Eighty Percent Of Filipinos Are Supported By Twenty Percent Of The Population. Part 2.
The employment practices in the Philippines promotes the very annoying “Out of Stock” syndrome that drives most of us foreigners at least slightly mad from time to time. It is not the staff members’ job to re-order, but they can’t remind the manager whose job it is that stock needs re-ordering as that would make them appear to think they are smarter than the manager.
The manager should know when things need to be re-ordered and bringing to their attention their failure to have done so invites wrath and revenge, usually in the form of dismissal. Filipinos can be very (to us foreigners) childlike in their behaviour when slighted and many wouldn’t hesitate to be spiteful and wield their power to fire for such an infringement as telling the manager basically that they aren’t doing their job! I know, to us it would make sense to advise the manager as the manager is human and can’t be expected to know everything, but it doesn’t work like that here!
Once a woman is 25 or 26 it is presumed she will be married and if she is married then of course she will want only to breed, so why advertise for anyone older? Certain professional women may be available for hire into their 30’s, but it is presumed they have a YaYa looking after their children and thus are free to focus on the job. Or the job will clearly state the incumbent must be single! What happens after 35? In three years of monitoring the job ads I have only twice seen ads for someone aged 40, one was a senior accountant and the other a senior chef. Both were for men, of course!

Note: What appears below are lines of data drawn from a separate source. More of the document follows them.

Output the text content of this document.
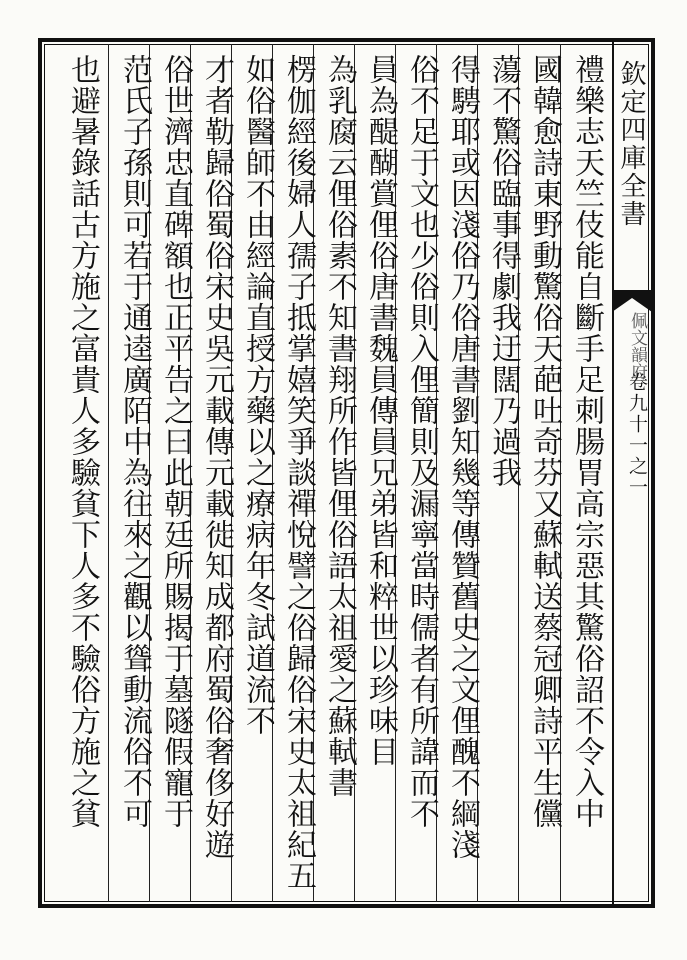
欽定四庫全書
佩文韻府
卷九十一之一
禮樂志天竺伎能自斷手足刺腸胃高宗惡其驚俗詔不令入中
國韓愈詩東野動驚俗天葩吐奇芬又蘇軾送蔡冠卿詩平生儻
蕩不驚俗臨事得劇我迂闊乃過我
得騁耶或因淺俗乃俗唐書劉知幾等傳贊舊史之文俚醜不綱淺
俗不足于文也少俗則入俚簡則及漏寧當時儒者有所諱而不
員為醍醐賞俚俗唐書魏員傳員兄弟皆和粹世以珍味目
為乳腐云俚俗素不知書翔所作皆俚俗語太祖愛之蘇軾書
楞伽經後婦人孺子抵掌嬉笑爭談禪悅譬之俗歸俗宋史太祖紀五
如俗醫師不由經論直授方藥以之療病年冬試道流不
才者勒歸俗蜀俗宋史吳元載傳元載徙知成都府蜀俗奢侈好遊
俗世濟忠直碑額也正平告之曰此朝廷所賜揭于墓隧假寵于
范氏子孫則可若于通逵廣陌中為往來之觀以聳動流俗不可
也避暑錄話古方施之富貴人多驗貧下人多不驗俗方施之貧
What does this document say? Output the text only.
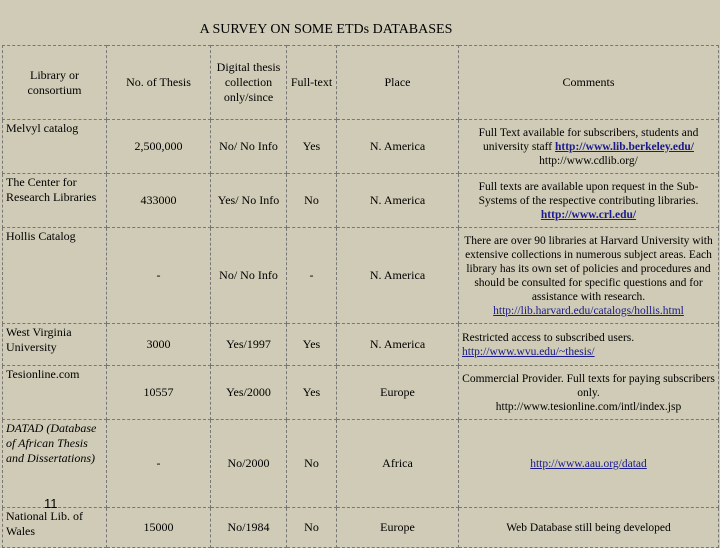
A SURVEY ON SOME ETDs DATABASES
Library or consortium	No. of Thesis	Digital thesis collection only/since	Full-text	Place	Comments
Melvyl catalog	2,500,000	No/ No Info	Yes	N. America	Full Text available for subscribers, students and university staff http://www.lib.berkeley.edu/
http://www.cdlib.org/
The Center for Research Libraries	433000	Yes/ No Info	No	N. America	Full texts are available upon request in the Sub-Systems of the respective contributing libraries. http://www.crl.edu/
Hollis Catalog	-	No/ No Info	-	N. America	There are over 90 libraries at Harvard University with extensive collections in numerous subject areas. Each library has its own set of policies and procedures and should be consulted for specific questions and for assistance with research.
http://lib.harvard.edu/catalogs/hollis.html
West Virginia University	3000	Yes/1997	Yes	N. America	Restricted access to subscribed users.
http://www.wvu.edu/~thesis/

Tesionline.com	10557	Yes/2000	Yes	Europe	Commercial Provider. Full texts for paying subscribers only.
http://www.tesionline.com/intl/index.jsp
DATAD (Database of African Thesis and Dissertations)	-	No/2000	No	Africa	http://www.aau.org/datad
National Lib. of Wales	15000	No/1984	No	Europe	Web Database still being developed
11
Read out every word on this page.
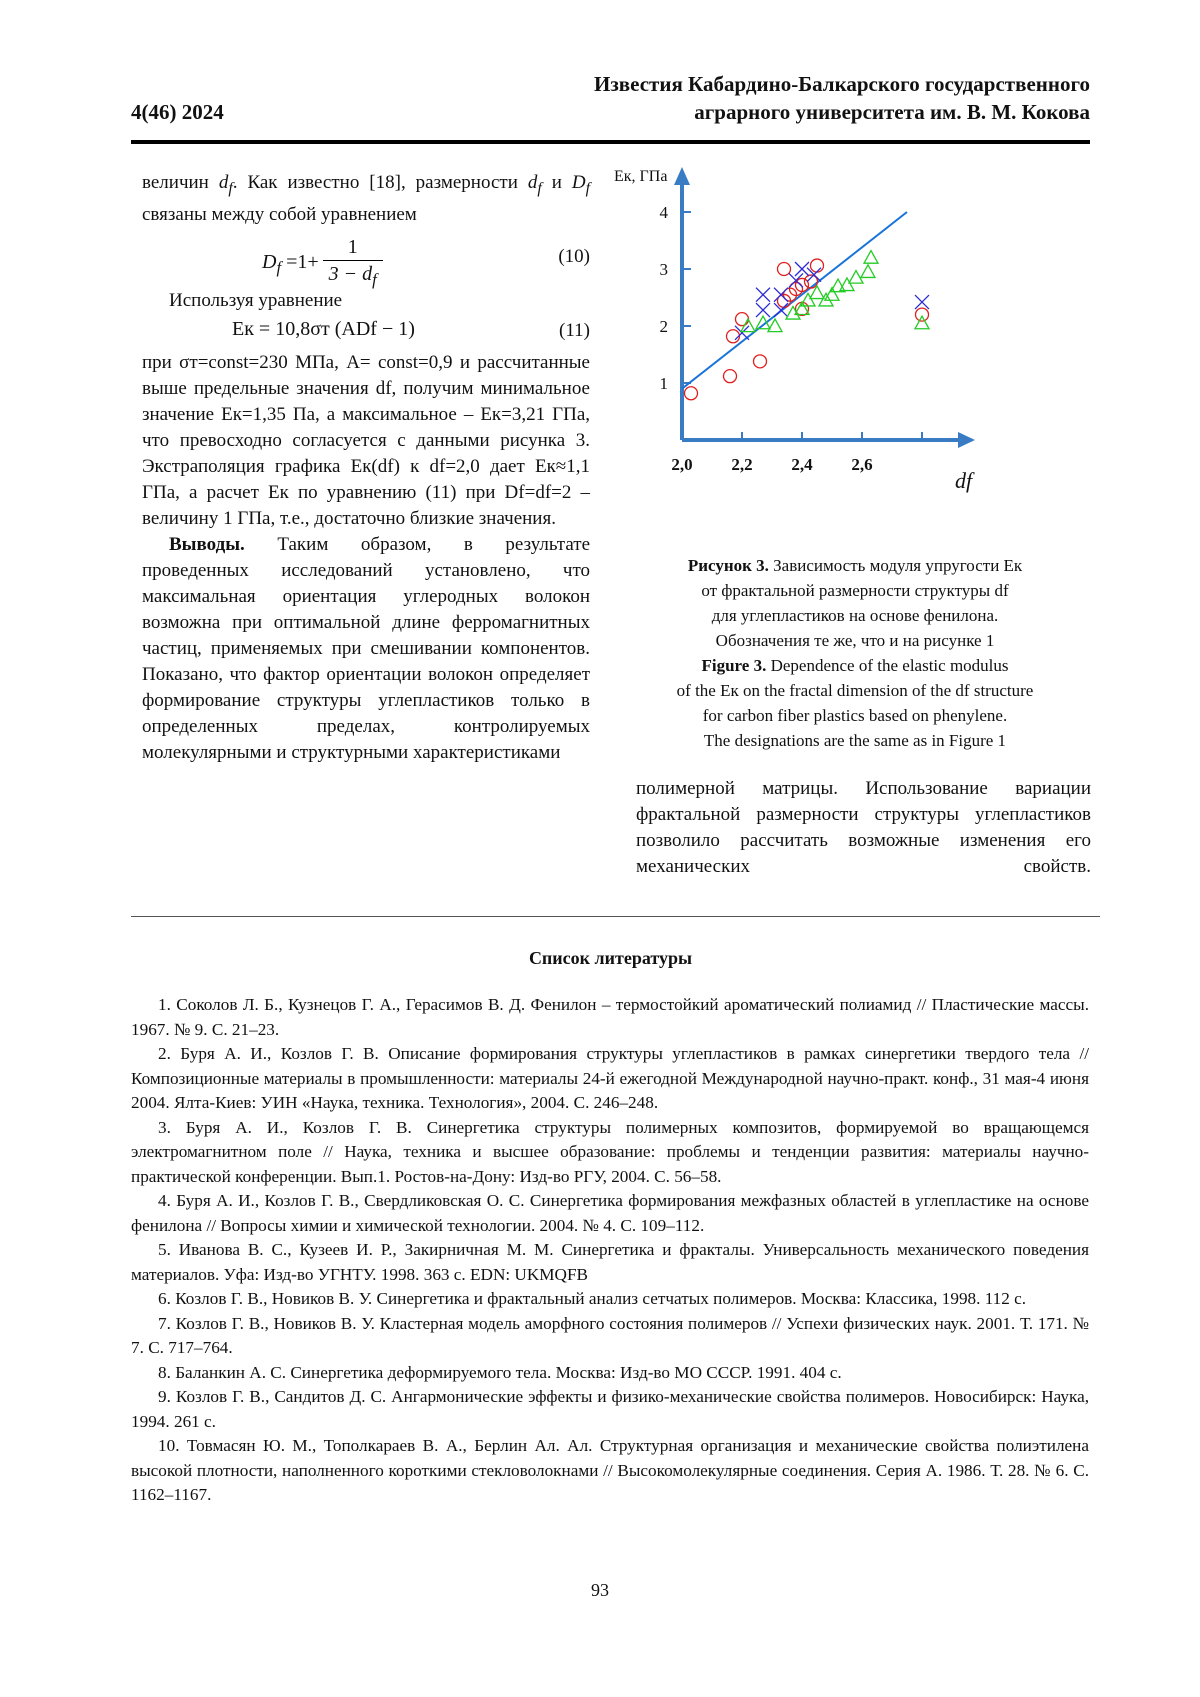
Известия Кабардино-Балкарского государственного
аграрного университета им. В. М. Кокова
4(46) 2024

величин $d_f$. Как известно [18], размерности $d_f$ и $D_f$ связаны между собой уравнением

$D_f =1+ \frac{1}{3 - d_f}$	(10)

Используя уравнение

Eк = 10,8σт (ADf − 1)	(11)

при σт=const=230 МПа, A= const=0,9 и рассчитанные выше предельные значения df, получим минимальное значение Eк=1,35 Па, а максимальное – Eк=3,21 ГПа, что превосходно согласуется с данными рисунка 3. Экстраполяция графика Eк(df) к df=2,0 дает Eк≈1,1 ГПа, а расчет Eк по уравнению (11) при Df=df=2 – величину 1 ГПа, т.е., достаточно близкие значения.

Выводы. Таким образом, в результате проведенных исследований установлено, что максимальная ориентация углеродных волокон возможна при оптимальной длине ферромагнитных частиц, применяемых при смешивании компонентов. Показано, что фактор ориентации волокон определяет формирование структуры углепластиков только в определенных пределах, контролируемых молекулярными и структурными характеристиками

1
2
3
4
2,0 2,2 2,4 2,6
Eк, ГПа
df
Рисунок 3. Зависимость модуля упругости Eк
от фрактальной размерности структуры df
для углепластиков на основе фенилона.
Обозначения те же, что и на рисунке 1
Figure 3. Dependence of the elastic modulus
of the Eк on the fractal dimension of the df structure
for carbon fiber plastics based on phenylene.
The designations are the same as in Figure 1
полимерной матрицы. Использование вариации фрактальной размерности структуры углепластиков позволило рассчитать возможные изменения его механических свойств.
Список литературы

1. Соколов Л. Б., Кузнецов Г. А., Герасимов В. Д. Фенилон – термостойкий ароматический полиамид // Пластические массы. 1967. № 9. С. 21–23.

2. Буря А. И., Козлов Г. В. Описание формирования структуры углепластиков в рамках синергетики твердого тела // Композиционные материалы в промышленности: материалы 24-й ежегодной Международной научно-практ. конф., 31 мая-4 июня 2004. Ялта-Киев: УИН «Наука, техника. Технология», 2004. С. 246–248.

3. Буря А. И., Козлов Г. В. Синергетика структуры полимерных композитов, формируемой во вращающемся электромагнитном поле // Наука, техника и высшее образование: проблемы и тенденции развития: материалы научно-практической конференции. Вып.1. Ростов-на-Дону: Изд-во РГУ, 2004. С. 56–58.

4. Буря А. И., Козлов Г. В., Свердликовская О. С. Синергетика формирования межфазных областей в углепластике на основе фенилона // Вопросы химии и химической технологии. 2004. № 4. С. 109–112.

5. Иванова В. С., Кузеев И. Р., Закирничная М. М. Синергетика и фракталы. Универсальность механического поведения материалов. Уфа: Изд-во УГНТУ. 1998. 363 с. EDN: UKMQFB

6. Козлов Г. В., Новиков В. У. Синергетика и фрактальный анализ сетчатых полимеров. Москва: Классика, 1998. 112 с.

7. Козлов Г. В., Новиков В. У. Кластерная модель аморфного состояния полимеров // Успехи физических наук. 2001. Т. 171. № 7. С. 717–764.

8. Баланкин А. С. Синергетика деформируемого тела. Москва: Изд-во МО СССР. 1991. 404 с.

9. Козлов Г. В., Сандитов Д. С. Ангармонические эффекты и физико-механические свойства полимеров. Новосибирск: Наука, 1994. 261 с.

10. Товмасян Ю. М., Тополкараев В. А., Берлин Ал. Ал. Структурная организация и механические свойства полиэтилена высокой плотности, наполненного короткими стекловолокнами // Высокомолекулярные соединения. Серия А. 1986. Т. 28. № 6. С. 1162–1167.

93
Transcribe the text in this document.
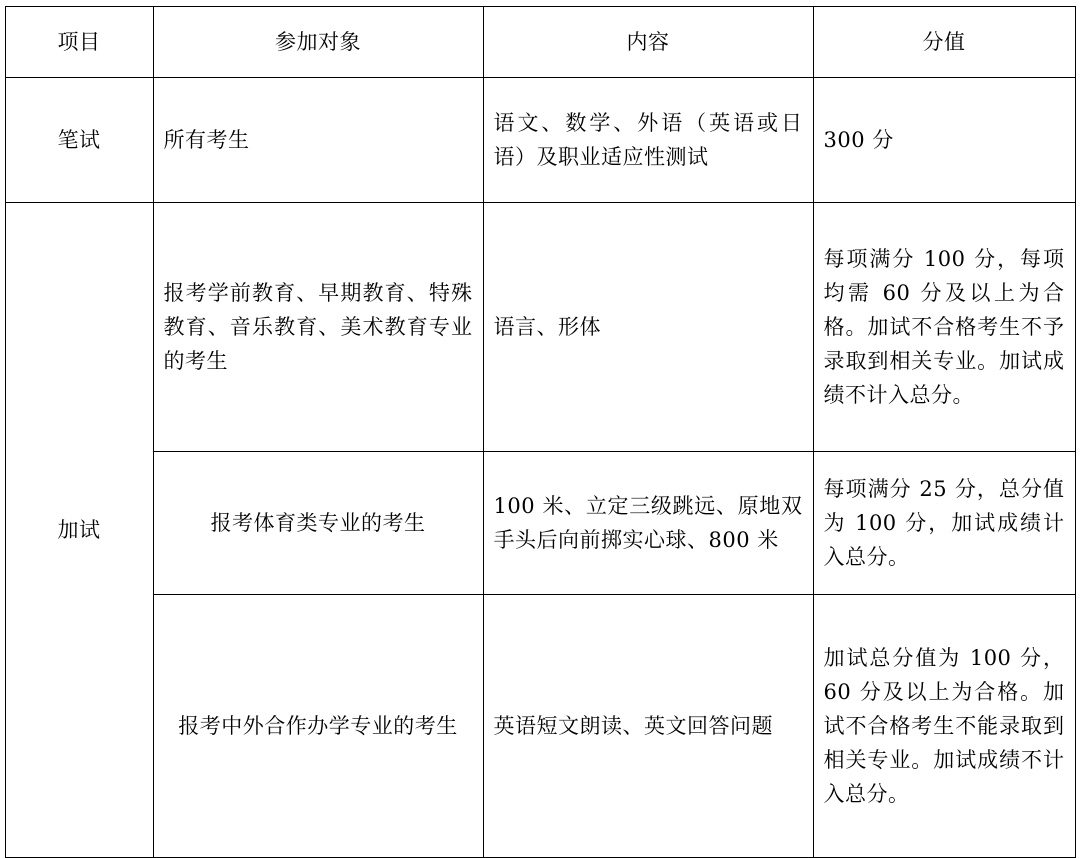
项目	参加对象	内容	分值
笔试	所有考生	语文、数学、外语（英语或日语）及职业适应性测试	300 分
加试	报考学前教育、早期教育、特殊教育、音乐教育、美术教育专业的考生	语言、形体	每项满分 100 分，每项均需 60 分及以上为合格。加试不合格考生不予录取到相关专业。加试成绩不计入总分。
	报考体育类专业的考生	100 米、立定三级跳远、原地双手头后向前掷实心球、800 米	每项满分 25 分，总分值为 100 分，加试成绩计入总分。
	报考中外合作办学专业的考生	英语短文朗读、英文回答问题	加试总分值为 100 分，60 分及以上为合格。加试不合格考生不能录取到相关专业。加试成绩不计入总分。
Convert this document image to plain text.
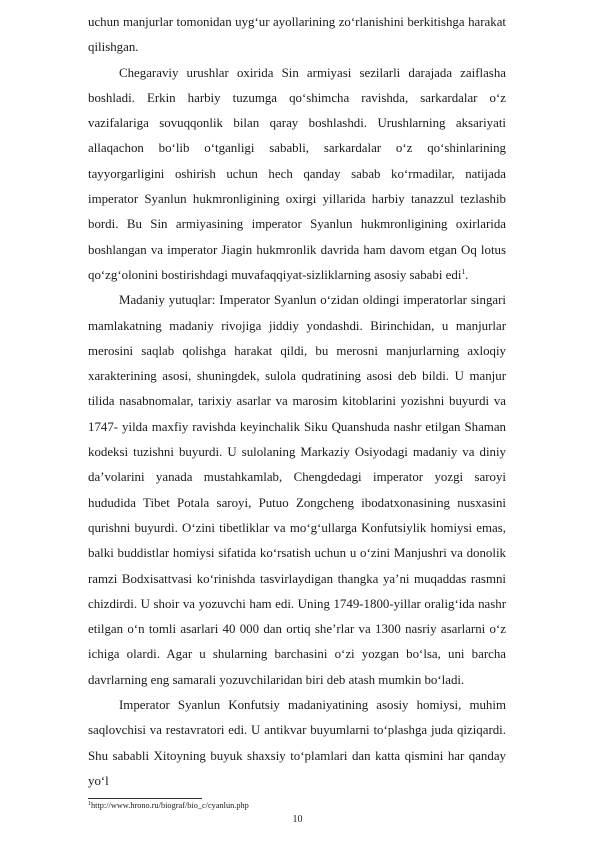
uchun manjurlar tomonidan uyg‘ur ayollarining zo‘rlanishini berkitishga harakat qilishgan.

Chegaraviy urushlar oxirida Sin armiyasi sezilarli darajada zaiflasha boshladi. Erkin harbiy tuzumga qo‘shimcha ravishda, sarkardalar o‘z vazifalariga sovuqqonlik bilan qaray boshlashdi. Urushlarning aksariyati allaqachon bo‘lib o‘tganligi sababli, sarkardalar o‘z qo‘shinlarining tayyorgarligini oshirish uchun hech qanday sabab ko‘rmadilar, natijada imperator Syanlun hukmronligining oxirgi yillarida harbiy tanazzul tezlashib bordi. Bu Sin armiyasining imperator Syanlun hukmronligining oxirlarida boshlangan va imperator Jiagin hukmronlik davrida ham davom etgan Oq lotus qo‘zg‘olonini bostirishdagi muvafaqqiyat-sizliklarning asosiy sababi edi$^1$.

Madaniy yutuqlar: Imperator Syanlun o‘zidan oldingi imperatorlar singari mamlakatning madaniy rivojiga jiddiy yondashdi. Birinchidan, u manjurlar merosini saqlab qolishga harakat qildi, bu merosni manjurlarning axloqiy xarakterining asosi, shuningdek, sulola qudratining asosi deb bildi. U manjur tilida nasabnomalar, tarixiy asarlar va marosim kitoblarini yozishni buyurdi va 1747- yilda maxfiy ravishda keyinchalik Siku Quanshuda nashr etilgan Shaman kodeksi tuzishni buyurdi. U sulolaning Markaziy Osiyodagi madaniy va diniy da’volarini yanada mustahkamlab, Chengdedagi imperator yozgi saroyi hududida Tibet Potala saroyi, Putuo Zongcheng ibodatxonasining nusxasini qurishni buyurdi. O‘zini tibetliklar va mo‘g‘ullarga Konfutsiylik homiysi emas, balki buddistlar homiysi sifatida ko‘rsatish uchun u o‘zini Manjushri va donolik ramzi Bodxisattvasi ko‘rinishda tasvirlaydigan thangka ya’ni muqaddas rasmni chizdirdi. U shoir va yozuvchi ham edi. Uning 1749-1800-yillar oralig‘ida nashr etilgan o‘n tomli asarlari 40 000 dan ortiq she’rlar va 1300 nasriy asarlarni o‘z ichiga olardi. Agar u shularning barchasini o‘zi yozgan bo‘lsa, uni barcha davrlarning eng samarali yozuvchilaridan biri deb atash mumkin bo‘ladi.

Imperator Syanlun Konfutsiy madaniyatining asosiy homiysi, muhim saqlovchisi va restavratori edi. U antikvar buyumlarni to‘plashga juda qiziqardi. Shu sababli Xitoyning buyuk shaxsiy to‘plamlari dan katta qismini har qanday yo‘l

$^1$http://www.hrono.ru/biograf/bio_c/cyanlun.php
10
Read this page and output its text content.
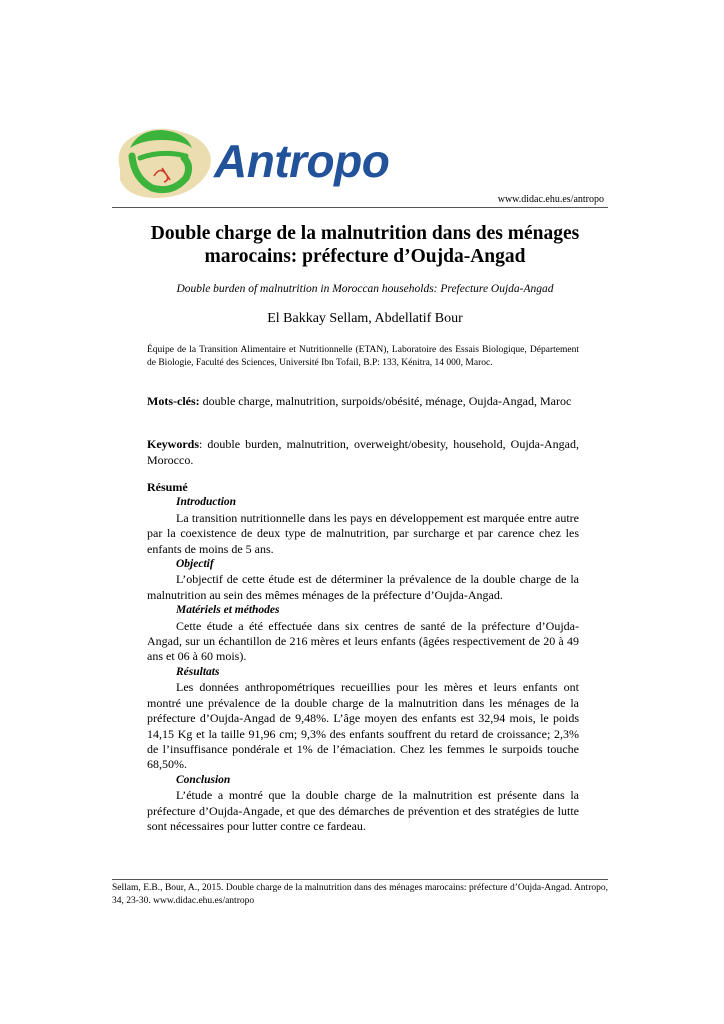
Antropo
www.didac.ehu.es/antropo
Double charge de la malnutrition dans des ménages marocains: préfecture d’Oujda-Angad
Double burden of malnutrition in Moroccan households: Prefecture Oujda-Angad
El Bakkay Sellam, Abdellatif Bour
Équipe de la Transition Alimentaire et Nutritionnelle (ETAN), Laboratoire des Essais Biologique, Département de Biologie, Faculté des Sciences, Université Ibn Tofail, B.P: 133, Kénitra, 14 000, Maroc.
Mots-clés: double charge, malnutrition, surpoids/obésité, ménage, Oujda-Angad, Maroc
Keywords: double burden, malnutrition, overweight/obesity, household, Oujda-Angad, Morocco.
Résumé
Introduction

La transition nutritionnelle dans les pays en développement est marquée entre autre par la coexistence de deux type de malnutrition, par surcharge et par carence chez les enfants de moins de 5 ans.

Objectif

L’objectif de cette étude est de déterminer la prévalence de la double charge de la malnutrition au sein des mêmes ménages de la préfecture d’Oujda-Angad.

Matériels et méthodes

Cette étude a été effectuée dans six centres de santé de la préfecture d’Oujda-Angad, sur un échantillon de 216 mères et leurs enfants (âgées respectivement de 20 à 49 ans et 06 à 60 mois).

Résultats

Les données anthropométriques recueillies pour les mères et leurs enfants ont montré une prévalence de la double charge de la malnutrition dans les ménages de la préfecture d’Oujda-Angad de 9,48%. L’âge moyen des enfants est 32,94 mois, le poids 14,15 Kg et la taille 91,96 cm; 9,3% des enfants souffrent du retard de croissance; 2,3% de l’insuffisance pondérale et 1% de l’émaciation. Chez les femmes le surpoids touche 68,50%.

Conclusion

L’étude a montré que la double charge de la malnutrition est présente dans la préfecture d’Oujda-Angade, et que des démarches de prévention et des stratégies de lutte sont nécessaires pour lutter contre ce fardeau.

Sellam, E.B., Bour, A., 2015. Double charge de la malnutrition dans des ménages marocains: préfecture d’Oujda-Angad. Antropo, 34, 23-30. www.didac.ehu.es/antropo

Perhaps one possible explanation for this age-ist mentality is that many Asian families expect that once the children graduate college they will support their parents. If you have four or five kids all handing over most of their pay cheque each month, you can live very well without looking for another job. You make sure you keep control of this income source so that as they marry, they bring the new spouse into the family home or compound and then you exert your influence over the new spouse and strengthen your position using the grandchildren. The alternative to that is that the employee stays with the same company up until retirement age, but often this is only possible for those lucky enough to be in professional positions. They probably enjoy some security from inherited wealth also so they are again more advantaged than the average Filipino.
Regardless of whether they are employed at home or abroad, the Filipino with a job is a happy soul! Even happier it often seems is the Filipino without a job! Somehow they always seem to get by, one day at a time and they have a smile on their face and a ready laugh. Perhaps we can take a leaf from their book and choose to be happy, no matter what life might throw our way. After all, those of us too young to have a pension or retirement income can always fly back to the States or UK or Aussie and get a job. For the Filipino that is often not an option. Even those who do win a coveted place as an OFW know that their income producing years are limited, and the clock is always ticking!